Coroner “Scattered” Preview + Morwyn Brebner and Adrienne Mitchell Interview

On Monday’s new Coroner, Jenny and Mac take on a case that’s much more than it initially seems after the discovery of a dismembered victim. In the course of the investigation, Jenny bonds with a young woman they interview.

[Warning: General spoilers ahead.]

At home, Ross is still figuring out his next steps. When he takes an interest in helping Liam out around the property, Jenny has to navigate the line between parenting and grieving. It’s another episode that allows the cast to shine, written by Sean Reycraft and directed by Adrienne Mitchell.

In the next part of our interview with series creators and executive producers Mitchell and Morwyn Brebner, we discuss block shooting, putting the writing team together, and how their cases weave current societal issues.

Coroner

The first season was block shot, which means episodes were shot in bulk, with the cast and crew working on multiple episodes at a time. Mitchell took the helm on the block of the first four episodes. “We thought a really good way to work the first season would be to block shoot the first four episodes and really set the cinematic style of the series,” she says.

“It was my first time block shooting four. It was very interesting. when you block shoot four, everybody feels like they’re doing a movie. Everybody’s sensibilities rise.”

“There was an enormous amount of detail juxtaposing nature and city. The city is congested and so much in transition. People and animals are getting pushed out. We’re dealing with cases that are a symptom of all of that in a strange way. Jenny is going though this transition the same way.”

“We needed something visual that would give that reflection and that was her farmhouse in the woods. We were able to establish that stance and set up the rest of the season.”

Brebner says they staffed the writers room with an eye toward both talent and diversity. “We got the order very quickly and had to staff very quickly. It was important to have writers from diverse backgrounds in the room to represent [Toronto] authentically,” she explains.

Coroner

“That was a priority. And find writers who were interesting, great writers. Our writers room was really, really strong, [a mix of] established and up and coming writers.”

“We ended up breaking the stories very intuitively. It was a fascinating process…we ended up working in a way where we tapped into the zeitgeist. There are a lot of things [we wrote eight months ago] that are now out in the world. The scripts had a real energy [that’s apparent in] the finished product. That’s very exciting.”
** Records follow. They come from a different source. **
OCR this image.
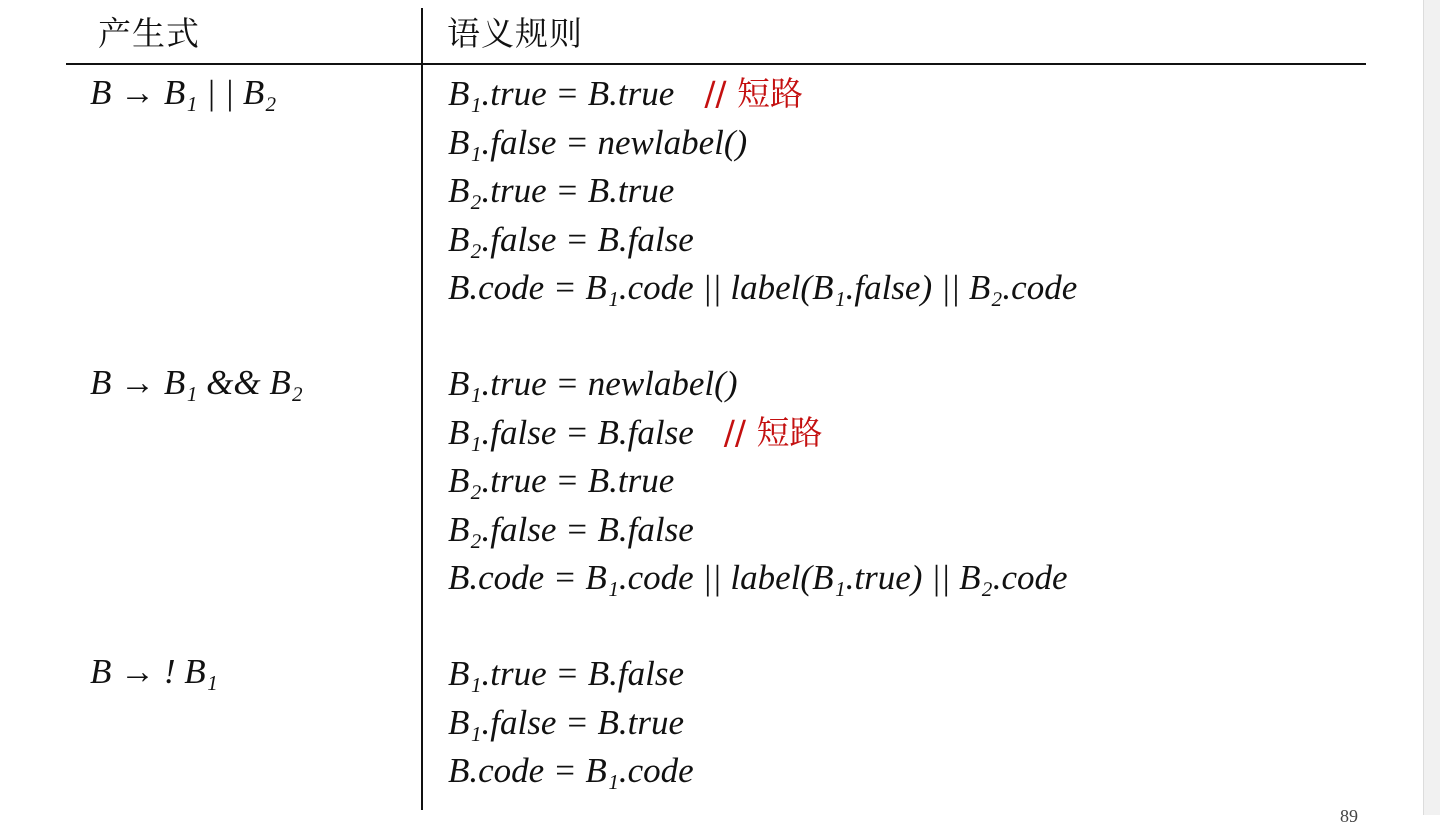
产生式	语义规则
B → B₁ | | B₂	B₁.true = B.true // 短路
B₁.false = newlabel()
B₂.true = B.true
B₂.false = B.false
B.code = B₁.code || label(B₁.false) || B₂.code
B → B₁ && B₂	B₁.true = newlabel()
B₁.false = B.false // 短路
B₂.true = B.true
B₂.false = B.false
B.code = B₁.code || label(B₁.true) || B₂.code
B → ! B₁	B₁.true = B.false
B₁.false = B.true
B.code = B₁.code
89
While certain aspects of the show are definitely in the procedural camp, Brebner says they stayed away from the “ripped from the headlines” fallback and instead developed plot lines that felt organic and current. “You’re working in a way where you’re trying to channel the moment vs. the moment before. When you work on a cop show or medical show, everybody is doing the same story from different perspectives at some point,” she says.
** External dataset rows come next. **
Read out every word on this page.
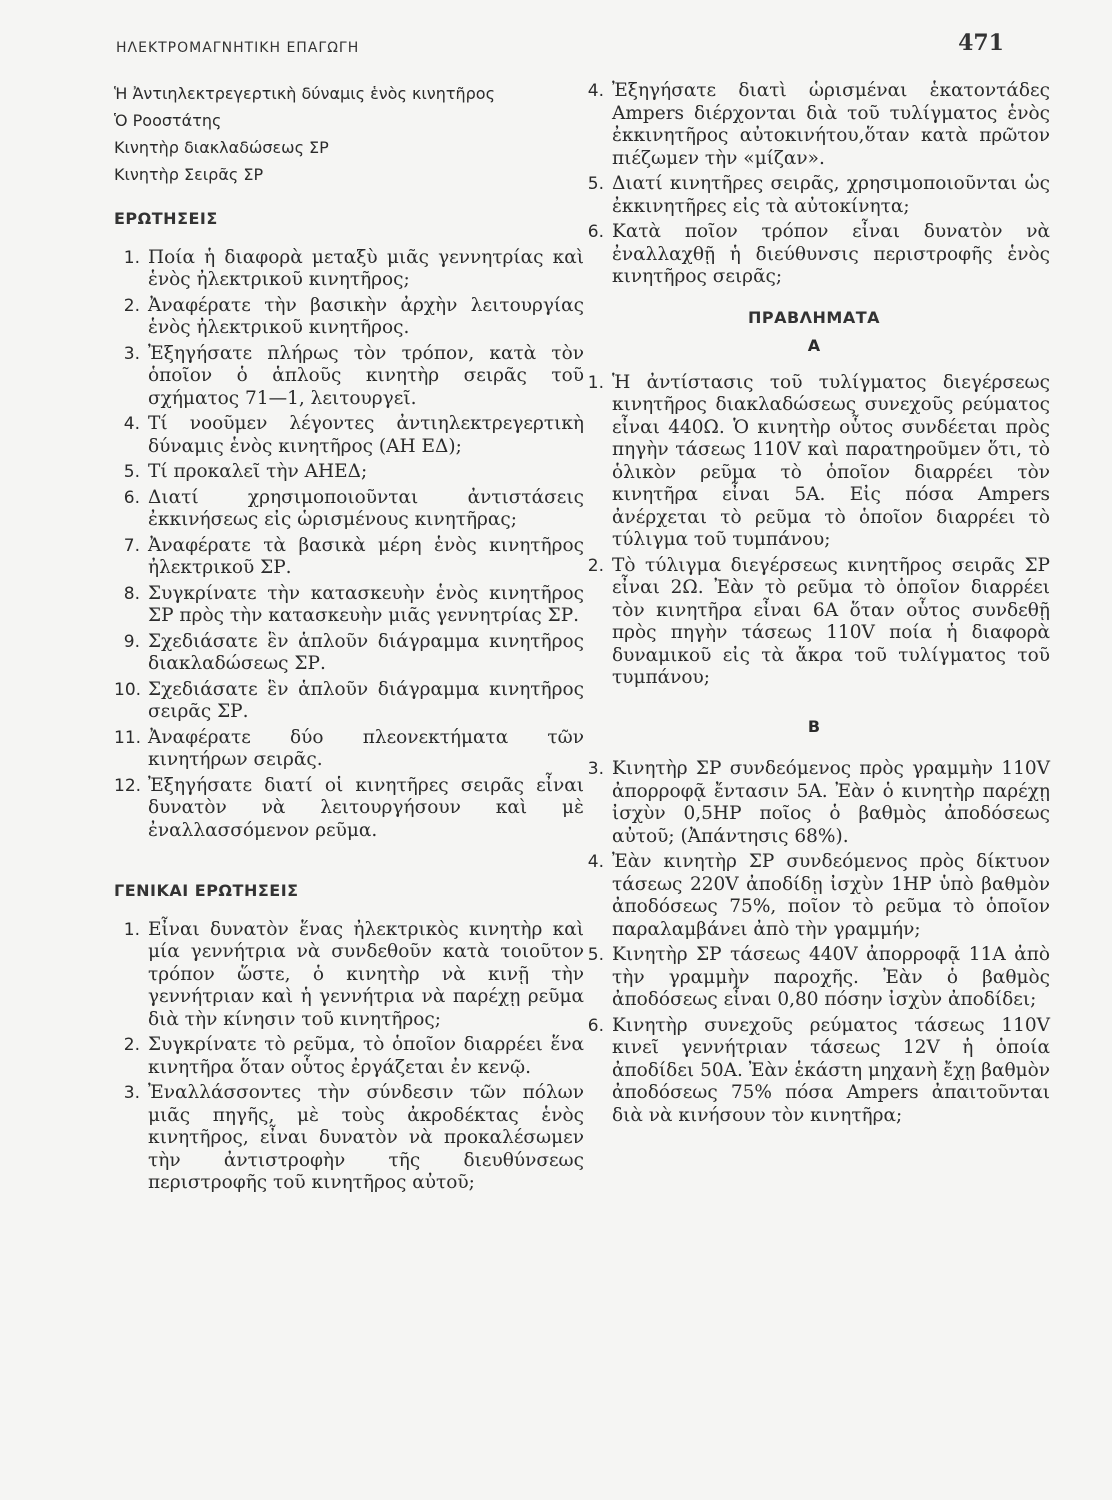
ΗΛΕΚΤΡΟΜΑΓΝΗΤΙΚΗ ΕΠΑΓΩΓΗ	471
Ἡ Ἀντιηλεκτρεγερτικὴ δύναμις ἑνὸς κινητῆρος
Ὁ Ροοστάτης
Κινητὴρ διακλαδώσεως ΣΡ
Κινητὴρ Σειρᾶς ΣΡ
ΕΡΩΤΗΣΕΙΣ
1. Ποία ἡ διαφορὰ μεταξὺ μιᾶς γεννητρίας καὶ ἑνὸς ἠλεκτρικοῦ κινητῆρος;
2. Ἀναφέρατε τὴν βασικὴν ἀρχὴν λειτουργίας ἑνὸς ἠλεκτρικοῦ κινητῆρος.
3. Ἐξηγήσατε πλήρως τὸν τρόπον, κατὰ τὸν ὁποῖον ὁ ἁπλοῦς κινητὴρ σειρᾶς τοῦ σχήματος 71—1, λειτουργεῖ.
4. Τί νοοῦμεν λέγοντες ἀντιηλεκτρεγερτικὴ δύναμις ἑνὸς κινητῆρος (ΑΗ ΕΔ);
5. Τί προκαλεῖ τὴν ΑΗΕΔ;
6. Διατί χρησιμοποιοῦνται ἀντιστάσεις ἐκκινήσεως εἰς ὡρισμένους κινητῆρας;
7. Ἀναφέρατε τὰ βασικὰ μέρη ἑνὸς κινητῆρος ἠλεκτρικοῦ ΣΡ.
8. Συγκρίνατε τὴν κατασκευὴν ἑνὸς κινητῆρος ΣΡ πρὸς τὴν κατασκευὴν μιᾶς γεννητρίας ΣΡ.
9. Σχεδιάσατε ἓν ἁπλοῦν διάγραμμα κινητῆρος διακλαδώσεως ΣΡ.
10. Σχεδιάσατε ἓν ἁπλοῦν διάγραμμα κινητῆρος σειρᾶς ΣΡ.
11. Ἀναφέρατε δύο πλεονεκτήματα τῶν κινητήρων σειρᾶς.
12. Ἐξηγήσατε διατί οἱ κινητῆρες σειρᾶς εἶναι δυνατὸν νὰ λειτουργήσουν καὶ μὲ ἐναλλασσόμενον ρεῦμα.
ΓΕΝΙΚΑΙ ΕΡΩΤΗΣΕΙΣ
1. Εἶναι δυνατὸν ἕνας ἠλεκτρικὸς κινητὴρ καὶ μία γεννήτρια νὰ συνδεθοῦν κατὰ τοιοῦτον τρόπον ὥστε, ὁ κινητὴρ νὰ κινῇ τὴν γεννήτριαν καὶ ἡ γεννήτρια νὰ παρέχῃ ρεῦμα διὰ τὴν κίνησιν τοῦ κινητῆρος;
2. Συγκρίνατε τὸ ρεῦμα, τὸ ὁποῖον διαρρέει ἕνα κινητῆρα ὅταν οὗτος ἐργάζεται ἐν κενῷ.
3. Ἐναλλάσσοντες τὴν σύνδεσιν τῶν πόλων μιᾶς πηγῆς, μὲ τοὺς ἀκροδέκτας ἑνὸς κινητῆρος, εἶναι δυνατὸν νὰ προκαλέσωμεν τὴν ἀντιστροφὴν τῆς διευθύνσεως περιστροφῆς τοῦ κινητῆρος αὐτοῦ;
4. Ἐξηγήσατε διατὶ ὡρισμέναι ἑκατοντάδες Ampers διέρχονται διὰ τοῦ τυλίγματος ἑνὸς ἐκκινητῆρος αὐτοκινήτου,ὅταν κατὰ πρῶτον πιέζωμεν τὴν «μίζαν».
5. Διατί κινητῆρες σειρᾶς, χρησιμοποιοῦνται ὡς ἐκκινητῆρες εἰς τὰ αὐτοκίνητα;
6. Κατὰ ποῖον τρόπον εἶναι δυνατὸν νὰ ἐναλλαχθῇ ἡ διεύθυνσις περιστροφῆς ἑνὸς κινητῆρος σειρᾶς;
ΠΡΑΒΛΗΜΑΤΑ
Α
1. Ἡ ἀντίστασις τοῦ τυλίγματος διεγέρσεως κινητῆρος διακλαδώσεως συνεχοῦς ρεύματος εἶναι 440Ω. Ὁ κινητὴρ οὗτος συνδέεται πρὸς πηγὴν τάσεως 110V καὶ παρατηροῦμεν ὅτι, τὸ ὁλικὸν ρεῦμα τὸ ὁποῖον διαρρέει τὸν κινητῆρα εἶναι 5A. Εἰς πόσα Ampers ἀνέρχεται τὸ ρεῦμα τὸ ὁποῖον διαρρέει τὸ τύλιγμα τοῦ τυμπάνου;
2. Τὸ τύλιγμα διεγέρσεως κινητῆρος σειρᾶς ΣΡ εἶναι 2Ω. Ἐὰν τὸ ρεῦμα τὸ ὁποῖον διαρρέει τὸν κινητῆρα εἶναι 6A ὅταν οὗτος συνδεθῇ πρὸς πηγὴν τάσεως 110V ποία ἡ διαφορὰ δυναμικοῦ εἰς τὰ ἄκρα τοῦ τυλίγματος τοῦ τυμπάνου;
Β
3. Κινητὴρ ΣΡ συνδεόμενος πρὸς γραμμὴν 110V ἀπορροφᾷ ἔντασιν 5A. Ἐὰν ὁ κινητὴρ παρέχῃ ἰσχὺν 0,5HP ποῖος ὁ βαθμὸς ἀποδόσεως αὐτοῦ; (Ἀπάντησις 68%).
4. Ἐὰν κινητὴρ ΣΡ συνδεόμενος πρὸς δίκτυον τάσεως 220V ἀποδίδῃ ἰσχὺν 1HP ὑπὸ βαθμὸν ἀποδόσεως 75%, ποῖον τὸ ρεῦμα τὸ ὁποῖον παραλαμβάνει ἀπὸ τὴν γραμμήν;
5. Κινητὴρ ΣΡ τάσεως 440V ἀπορροφᾷ 11A ἀπὸ τὴν γραμμὴν παροχῆς. Ἐὰν ὁ βαθμὸς ἀποδόσεως εἶναι 0,80 πόσην ἰσχὺν ἀποδίδει;
6. Κινητὴρ συνεχοῦς ρεύματος τάσεως 110V κινεῖ γεννήτριαν τάσεως 12V ἡ ὁποία ἀποδίδει 50A. Ἐὰν ἑκάστη μηχανὴ ἔχῃ βαθμὸν ἀποδόσεως 75% πόσα Ampers ἀπαιτοῦνται διὰ νὰ κινήσουν τὸν κινητῆρα;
“We felt like our stories should be fascinating and have good turns and have a social resonance and connection. Coroner is so much about, ‘We speak for the dead to protect the living,’ so there has to be a larger societal, systematic or structural context to the stories.”

“We looked for that and tried to build that into the story. There were things we brought in that we knew about it and things that we [came up with] in the room and we had consultants.”

Coroner

Mitchell adds that the larger real-life bureaucratic issues also informed their stories. “Our systems our so overburdened [from the police to the coroners]. They can’t pay enough attention and detail to what’s happening to suspicious deaths and things get [missed],” she points out.
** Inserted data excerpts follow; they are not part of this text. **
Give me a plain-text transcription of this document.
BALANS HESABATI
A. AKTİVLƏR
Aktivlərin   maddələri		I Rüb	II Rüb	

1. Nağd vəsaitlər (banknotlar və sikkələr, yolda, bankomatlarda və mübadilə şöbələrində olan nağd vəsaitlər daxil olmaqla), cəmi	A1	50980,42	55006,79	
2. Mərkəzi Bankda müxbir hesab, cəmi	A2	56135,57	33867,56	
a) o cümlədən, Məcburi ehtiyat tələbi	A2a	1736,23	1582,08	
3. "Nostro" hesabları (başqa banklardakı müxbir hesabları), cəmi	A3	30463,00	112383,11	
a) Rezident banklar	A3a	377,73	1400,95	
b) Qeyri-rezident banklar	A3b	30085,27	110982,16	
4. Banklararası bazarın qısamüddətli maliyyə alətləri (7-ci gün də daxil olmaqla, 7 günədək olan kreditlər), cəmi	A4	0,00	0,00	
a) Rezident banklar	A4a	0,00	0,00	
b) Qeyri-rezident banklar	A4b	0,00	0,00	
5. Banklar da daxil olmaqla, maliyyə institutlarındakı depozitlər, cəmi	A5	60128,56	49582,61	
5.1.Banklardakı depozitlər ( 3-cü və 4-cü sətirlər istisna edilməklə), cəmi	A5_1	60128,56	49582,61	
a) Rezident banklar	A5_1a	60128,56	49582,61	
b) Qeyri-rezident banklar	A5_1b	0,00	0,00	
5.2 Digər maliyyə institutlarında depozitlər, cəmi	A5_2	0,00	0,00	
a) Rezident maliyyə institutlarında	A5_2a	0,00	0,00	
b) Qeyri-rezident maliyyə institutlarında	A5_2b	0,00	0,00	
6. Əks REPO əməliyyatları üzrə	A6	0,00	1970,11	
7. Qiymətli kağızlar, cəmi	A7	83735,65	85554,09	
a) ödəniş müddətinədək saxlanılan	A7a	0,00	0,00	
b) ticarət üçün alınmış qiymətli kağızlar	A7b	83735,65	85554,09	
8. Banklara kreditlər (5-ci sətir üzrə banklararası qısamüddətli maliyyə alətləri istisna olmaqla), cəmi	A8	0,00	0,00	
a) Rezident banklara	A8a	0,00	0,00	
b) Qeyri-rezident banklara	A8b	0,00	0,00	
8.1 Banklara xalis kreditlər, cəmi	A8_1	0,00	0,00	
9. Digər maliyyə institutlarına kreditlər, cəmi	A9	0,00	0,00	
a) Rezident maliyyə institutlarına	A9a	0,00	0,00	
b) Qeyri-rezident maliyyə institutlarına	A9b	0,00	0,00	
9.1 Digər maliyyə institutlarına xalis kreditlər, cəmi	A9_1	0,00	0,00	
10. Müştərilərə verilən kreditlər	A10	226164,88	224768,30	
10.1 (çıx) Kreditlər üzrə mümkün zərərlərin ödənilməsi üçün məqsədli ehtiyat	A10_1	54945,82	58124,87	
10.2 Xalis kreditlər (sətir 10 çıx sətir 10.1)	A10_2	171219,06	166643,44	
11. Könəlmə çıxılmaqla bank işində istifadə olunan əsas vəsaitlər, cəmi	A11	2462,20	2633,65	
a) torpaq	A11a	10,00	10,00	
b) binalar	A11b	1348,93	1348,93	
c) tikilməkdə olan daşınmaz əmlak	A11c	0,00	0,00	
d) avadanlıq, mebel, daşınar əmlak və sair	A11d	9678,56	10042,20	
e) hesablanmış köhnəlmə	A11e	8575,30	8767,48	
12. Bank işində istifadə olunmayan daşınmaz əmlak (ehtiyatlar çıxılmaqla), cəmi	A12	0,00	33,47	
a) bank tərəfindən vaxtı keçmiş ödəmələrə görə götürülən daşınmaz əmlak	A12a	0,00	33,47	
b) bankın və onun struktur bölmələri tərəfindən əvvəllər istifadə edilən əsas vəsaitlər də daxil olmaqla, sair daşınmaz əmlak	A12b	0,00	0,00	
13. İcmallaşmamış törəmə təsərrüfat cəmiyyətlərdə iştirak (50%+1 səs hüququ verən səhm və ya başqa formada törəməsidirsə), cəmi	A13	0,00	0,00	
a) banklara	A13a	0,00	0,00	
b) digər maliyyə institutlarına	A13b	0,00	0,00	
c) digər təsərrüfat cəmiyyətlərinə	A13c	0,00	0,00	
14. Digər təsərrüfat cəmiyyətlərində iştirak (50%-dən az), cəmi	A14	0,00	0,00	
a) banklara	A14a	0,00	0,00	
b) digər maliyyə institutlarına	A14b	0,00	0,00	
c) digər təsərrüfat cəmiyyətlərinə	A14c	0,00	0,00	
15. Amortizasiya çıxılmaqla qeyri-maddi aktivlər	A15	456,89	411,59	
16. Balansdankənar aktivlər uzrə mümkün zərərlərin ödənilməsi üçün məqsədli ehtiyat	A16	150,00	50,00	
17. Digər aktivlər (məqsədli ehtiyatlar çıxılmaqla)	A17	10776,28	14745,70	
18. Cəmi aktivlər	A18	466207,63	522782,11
“It was inspiring us a little bit. In Toronto, we had a series of murders in the gay village that had gone on for a while and things got missed. So we looked to what happens with an overburdened system and how do you deal with that. How do you try to make change? We do explore that.”

“I feel like the common perspective is the system is broken but society needs systems to survive,” Brebner adds. “The idea that as an individual you’re alone. The series comes from the inter-dependency of people. We need each other to build things that hold us together.”

Coroner airs Monday night at 9 pm ET/9:30 NT on CBC and streams online on CBC Gem. [Updated 8/4/20: Beginning 8/5/20, Coroner will air Wednesdays at 9 pm ET on The CW in the U.S.]